Spark Backend - RConsortium/ddR GitHub Wiki

Based on our discussions we have decided to use sparklyR for our spark backend. The following data structures need to be implemented

Currently sparklyR only support data frames. We would need to call spark primitives from the apache spark library by invoking static api class.

The following files would be created to implement a spark backend

  • zzz.R will be responsible for initialization of the backend with .onAttach.
  • driver.R contains all logic for the driver code with methods like do_mapply, shutdown etc.
  • object.R will contains methods like get_parts, do_collect and combine.
  • utils.R will contain all the utility methods for handling rdds.
  • ops.R will contains the implementations for rbind, cbindetc.

Data Structures

dframe

Basic functionalities like rbind, cbind could be achieved by using sdf_bind_rows and sdf_bind_cols. names and colnames are supported out of the box by the sparklyr api. Summary operations like colSums, colMeans, rowSums, sum, mean can be implemented by checking if the columns are numeric.

dlist and darray

Currently rdd support is not available in sparklyr. This would mean to access org.apache.spark.api.r.RRDD class by invoking java objects in sparklyr. Initial implementation of this can be found here. darray could be potentially built using spark distributed matrix api.

Functions

dmapply

Given below the signature of dmapply

setMethod("do_dmapply",
           signature(driver="DistributedR.ddR",func="function"),
           function(driver,func,...,MoreArgs=list(),
           output.type = c("dlist","dframe","darray","sparse_darray"),
           nparts=NULL,
           combine=c("default","c","rbind","cbind")) 

Combine

For dlist and drray we would like to expose combine with all options on spark.

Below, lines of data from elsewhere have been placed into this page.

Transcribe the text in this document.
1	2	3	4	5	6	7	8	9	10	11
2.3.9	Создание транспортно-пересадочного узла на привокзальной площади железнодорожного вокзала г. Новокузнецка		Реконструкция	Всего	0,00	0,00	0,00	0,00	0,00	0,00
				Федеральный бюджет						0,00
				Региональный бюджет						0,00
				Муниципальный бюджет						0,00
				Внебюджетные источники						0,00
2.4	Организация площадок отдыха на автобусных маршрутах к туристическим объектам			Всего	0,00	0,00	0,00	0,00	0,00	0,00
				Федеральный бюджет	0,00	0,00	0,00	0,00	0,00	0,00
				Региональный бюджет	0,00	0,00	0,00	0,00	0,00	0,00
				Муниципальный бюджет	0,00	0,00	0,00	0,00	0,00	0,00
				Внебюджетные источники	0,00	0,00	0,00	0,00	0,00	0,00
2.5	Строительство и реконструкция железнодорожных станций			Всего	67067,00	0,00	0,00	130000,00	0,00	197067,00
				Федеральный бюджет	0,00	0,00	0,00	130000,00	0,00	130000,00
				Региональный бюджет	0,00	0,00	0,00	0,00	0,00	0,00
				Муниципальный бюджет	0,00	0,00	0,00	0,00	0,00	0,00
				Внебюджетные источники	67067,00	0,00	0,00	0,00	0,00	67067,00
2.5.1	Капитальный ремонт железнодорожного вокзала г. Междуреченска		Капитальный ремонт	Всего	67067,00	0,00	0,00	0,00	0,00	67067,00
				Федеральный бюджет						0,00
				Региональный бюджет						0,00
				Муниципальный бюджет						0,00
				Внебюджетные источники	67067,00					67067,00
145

However dframe we would only expose the default as the combine option.

Partitions (nparts)

Currently the way ddr is by assembling chunks into distributed lists, matrices, and dataframes through (key, chunk) pairs. These chunks are list, matrices or dataframes which are stitched back together after data processing. This allows a user to gain fine grained control over the way data is portioned over nodes.

We would want spark to manage this as the number of partitions are same number of blocks as you see in HDFS (for preserving data locality) or number of CPU cores, which done as default.

We would like to keep nparts to be NULL by default. This would preserve sparks internal partitioning system.

lapply

Spark currently supports lapply however this operation is not lazy.